Io in questa fase del mio sentimento verso il Milan, mi sento molto contraddittorio, devo dire la verità.
Passo momenti di puro sconforto e rabbia, uniti ad altri momenti di pazienza e ottimismo per il futuro. Siamo lontani da una stabilità e chiarezza a livello di società, e non sappiamo bene chi è dalla nostra parte e chi no. Io comprendo benissimo il tifoso medio che si sento disorientato e abbandonato, e capisco che questi ultimi episodi suscitano rancore anche verso chi ci dovrebbe rappresentare, come Boban e Maldini.
Io ho una mia visione molto critica, unita però ad una speranza che tutto il marcio che si vede non sia interamente reale. Sappiamo benissimo che fino a quando non verremo messi in buone mani, non c'è modo di stare allegri. Certe cose sono frutto di un marasma che è difficile da sistemare in sol colpo.

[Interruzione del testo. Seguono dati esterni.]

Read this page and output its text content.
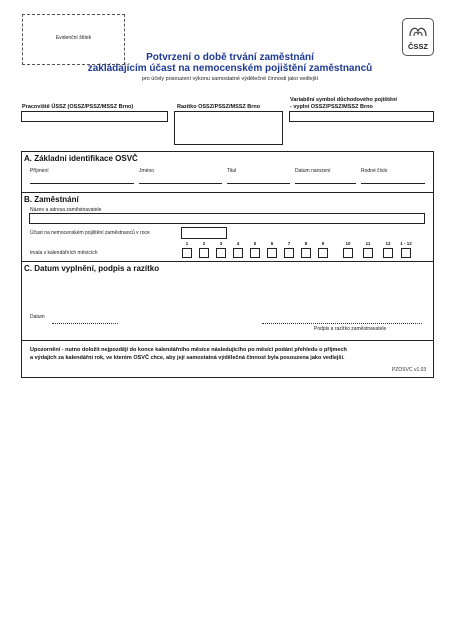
Evidenční štítek
ČSSZ
Potvrzení o době trvání zaměstnání
zakládajícím účast na nemocenském pojištění zaměstnanců
pro účely posouzení výkonu samostatné výdělečné činnosti jako vedlejší
Pracoviště ÚSSZ (OSSZ/PSSZ/MSSZ Brno)	Razítko OSSZ/PSSZ/MSSZ Brno
Variabilní symbol důchodového pojištění
- vyplní OSSZ/PSSZ/MSSZ Brno
A. Základní identifikace OSVČ
Příjmení	Jméno	Titul	Datum narození	Rodné číslo
B. Zaměstnání
Název a adresa zaměstnavatele
Účast na nemocenském pojištění zaměstnanců v roce
trvala v kalendářních měsících
1	2	3	4	5	6	7	8	9	10	11	12	1 - 12
C. Datum vyplnění, podpis a razítko
Datum
Podpis a razítko zaměstnavatele
Upozornění - nutno doložit nejpozději do konce kalendářního měsíce následujícího po měsíci podání přehledu o příjmech
a výdajích za kalendářní rok, ve kterém OSVČ chce, aby její samostatná výdělečná činnost byla posouzena jako vedlejší.
PZOSVC v1.03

C'è solo da non prenderla troppo male, che non porta nessun vantaggio, e aldilà degli sfoghi momentanei avere tanta ma tanta pazienza. Io ho già detto varie volte che vedrei bene una soluzione drastica per riazzerare tutto, anche se è molto dolorosa. Andiamo avanti e vediamo cosa ci aspetta, con pragmatismo e senza tante illusioni.